Credit to the Italtile management team: they don’t obfuscate the risks. This is a rare example of management commentary that tells it like it is, with no attempt made to sugarcoat the operating environment in which the company finds itself.
One issue is that South African demand for tiles is weak, with retail sales up just 1% year on year. Another is that competition is extensive, which means retail margins fell by 70 basis points as prices came under pressure. The winner here, of course, is the consumer, not that this seems to be making much difference to demand. Thanks to impressive cost control, retail profit for the period was up 1% at Italtile. Given the extensive franchise footprint, it’s also important to note a comment in the results that all the stores in the network remain profitable.
Overall, Italtile’s retail business is keeping it together, but the direction of travel is sideways. It has extensive exposure to the value market (CTM) and rural market (Top T), which means Italtile as a group is particularly sensitive to consumer indebtedness and overall interest rates. The premium offering (the Italtile brand itself) is less sensitive as its clients have more disposable income.
This is where Italtile has been sounding the alarm bells for some time, with extensive risks related to oversupply in the market
But now we reach the manufacturing business, where both turnover and profit before tax suffered a nasty blow. This is where Italtile has been sounding the alarm bells for some time, with extensive risks related to oversupply in the market. Imports are putting the squeeze on local industry thanks to dumping by key global trading partners. Compounding this issue, additional manufacturing capacity has been built in the Southern African Development Community, driving price deflation and thus margin pressures, while making other key markets in Africa more difficult to access for South African manufacturers. Locally, this is leading to market consolidation, which is just a nice way of saying businesses are closing down.

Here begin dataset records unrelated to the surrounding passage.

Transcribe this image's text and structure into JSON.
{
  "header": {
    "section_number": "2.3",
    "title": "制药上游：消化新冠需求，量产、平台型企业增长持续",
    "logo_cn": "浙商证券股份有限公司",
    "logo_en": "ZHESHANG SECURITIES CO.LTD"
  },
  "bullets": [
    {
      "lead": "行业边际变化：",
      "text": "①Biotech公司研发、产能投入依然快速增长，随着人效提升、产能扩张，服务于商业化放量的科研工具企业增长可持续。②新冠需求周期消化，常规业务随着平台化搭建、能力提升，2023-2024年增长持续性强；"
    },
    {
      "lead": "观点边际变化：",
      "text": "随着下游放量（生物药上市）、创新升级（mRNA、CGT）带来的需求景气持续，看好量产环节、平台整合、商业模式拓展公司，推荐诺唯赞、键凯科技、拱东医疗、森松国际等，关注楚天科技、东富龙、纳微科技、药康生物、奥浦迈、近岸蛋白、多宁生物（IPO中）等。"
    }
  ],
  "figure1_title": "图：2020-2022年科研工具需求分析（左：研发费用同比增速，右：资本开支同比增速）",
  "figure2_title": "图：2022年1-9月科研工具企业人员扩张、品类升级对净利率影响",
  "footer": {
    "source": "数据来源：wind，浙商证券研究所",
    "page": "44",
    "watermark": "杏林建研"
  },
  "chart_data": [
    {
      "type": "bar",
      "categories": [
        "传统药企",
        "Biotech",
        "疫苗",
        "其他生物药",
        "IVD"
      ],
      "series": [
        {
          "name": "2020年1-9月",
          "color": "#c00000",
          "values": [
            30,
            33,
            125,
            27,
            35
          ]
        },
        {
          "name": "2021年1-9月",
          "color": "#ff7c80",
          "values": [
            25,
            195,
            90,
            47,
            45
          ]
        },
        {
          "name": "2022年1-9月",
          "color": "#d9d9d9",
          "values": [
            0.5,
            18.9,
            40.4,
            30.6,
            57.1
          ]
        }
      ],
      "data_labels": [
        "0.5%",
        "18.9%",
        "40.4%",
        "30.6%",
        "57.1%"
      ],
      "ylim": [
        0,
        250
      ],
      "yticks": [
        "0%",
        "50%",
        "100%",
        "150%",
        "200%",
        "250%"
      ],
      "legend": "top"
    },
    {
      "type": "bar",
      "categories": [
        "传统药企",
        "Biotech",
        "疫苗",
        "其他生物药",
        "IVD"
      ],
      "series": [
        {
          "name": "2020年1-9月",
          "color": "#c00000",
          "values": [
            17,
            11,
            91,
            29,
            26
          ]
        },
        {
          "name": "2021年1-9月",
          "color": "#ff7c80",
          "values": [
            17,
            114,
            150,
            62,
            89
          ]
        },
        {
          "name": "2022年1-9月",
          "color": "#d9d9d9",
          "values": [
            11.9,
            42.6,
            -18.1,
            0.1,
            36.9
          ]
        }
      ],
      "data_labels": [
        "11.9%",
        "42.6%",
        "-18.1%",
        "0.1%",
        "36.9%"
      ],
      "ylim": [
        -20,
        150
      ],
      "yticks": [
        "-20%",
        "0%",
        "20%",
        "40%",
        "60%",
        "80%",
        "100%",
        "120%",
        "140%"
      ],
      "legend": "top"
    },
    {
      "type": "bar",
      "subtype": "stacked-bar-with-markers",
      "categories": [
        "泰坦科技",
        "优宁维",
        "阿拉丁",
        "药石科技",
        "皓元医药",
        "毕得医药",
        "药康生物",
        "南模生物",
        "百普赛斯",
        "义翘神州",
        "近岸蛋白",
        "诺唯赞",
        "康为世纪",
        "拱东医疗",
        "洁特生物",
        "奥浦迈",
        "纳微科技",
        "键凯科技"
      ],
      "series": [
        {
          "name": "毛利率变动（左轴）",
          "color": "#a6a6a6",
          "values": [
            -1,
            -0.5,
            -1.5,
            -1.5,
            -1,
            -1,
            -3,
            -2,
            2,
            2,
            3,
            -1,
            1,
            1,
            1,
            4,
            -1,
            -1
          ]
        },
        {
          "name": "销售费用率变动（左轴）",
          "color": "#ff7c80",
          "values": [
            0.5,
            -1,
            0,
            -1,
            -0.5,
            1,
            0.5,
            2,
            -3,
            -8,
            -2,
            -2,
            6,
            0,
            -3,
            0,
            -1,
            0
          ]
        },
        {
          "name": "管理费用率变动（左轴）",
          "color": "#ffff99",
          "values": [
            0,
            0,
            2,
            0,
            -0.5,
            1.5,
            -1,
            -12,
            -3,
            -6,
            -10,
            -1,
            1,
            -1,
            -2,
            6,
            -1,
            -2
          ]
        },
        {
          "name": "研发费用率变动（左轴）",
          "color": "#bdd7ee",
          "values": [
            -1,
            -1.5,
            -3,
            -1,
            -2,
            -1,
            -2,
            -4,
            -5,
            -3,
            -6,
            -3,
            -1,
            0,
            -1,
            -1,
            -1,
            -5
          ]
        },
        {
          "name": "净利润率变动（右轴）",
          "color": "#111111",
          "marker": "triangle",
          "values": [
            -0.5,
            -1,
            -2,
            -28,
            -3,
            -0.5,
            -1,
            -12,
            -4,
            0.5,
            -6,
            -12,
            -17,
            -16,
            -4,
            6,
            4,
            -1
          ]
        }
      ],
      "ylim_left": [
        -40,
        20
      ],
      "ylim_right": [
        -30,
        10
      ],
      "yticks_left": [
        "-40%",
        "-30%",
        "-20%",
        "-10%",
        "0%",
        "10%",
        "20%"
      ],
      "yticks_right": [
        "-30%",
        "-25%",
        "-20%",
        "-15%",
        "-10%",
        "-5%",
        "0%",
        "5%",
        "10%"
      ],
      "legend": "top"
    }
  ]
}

The net result is a cautious approach at Italtile in both the retail and manufacturing businesses. Its capex spend more than halved year on year and management has dished out dire warnings about deindustrialisation in South Africa.
Cashbuild doesn’t have the manufacturing exposure that Italtile has, which means that the risk profile of the business is lower and it has a better chance of maintaining and even expanding margins in this environment. It remains a mystery to me how the share prices are so closely correlated.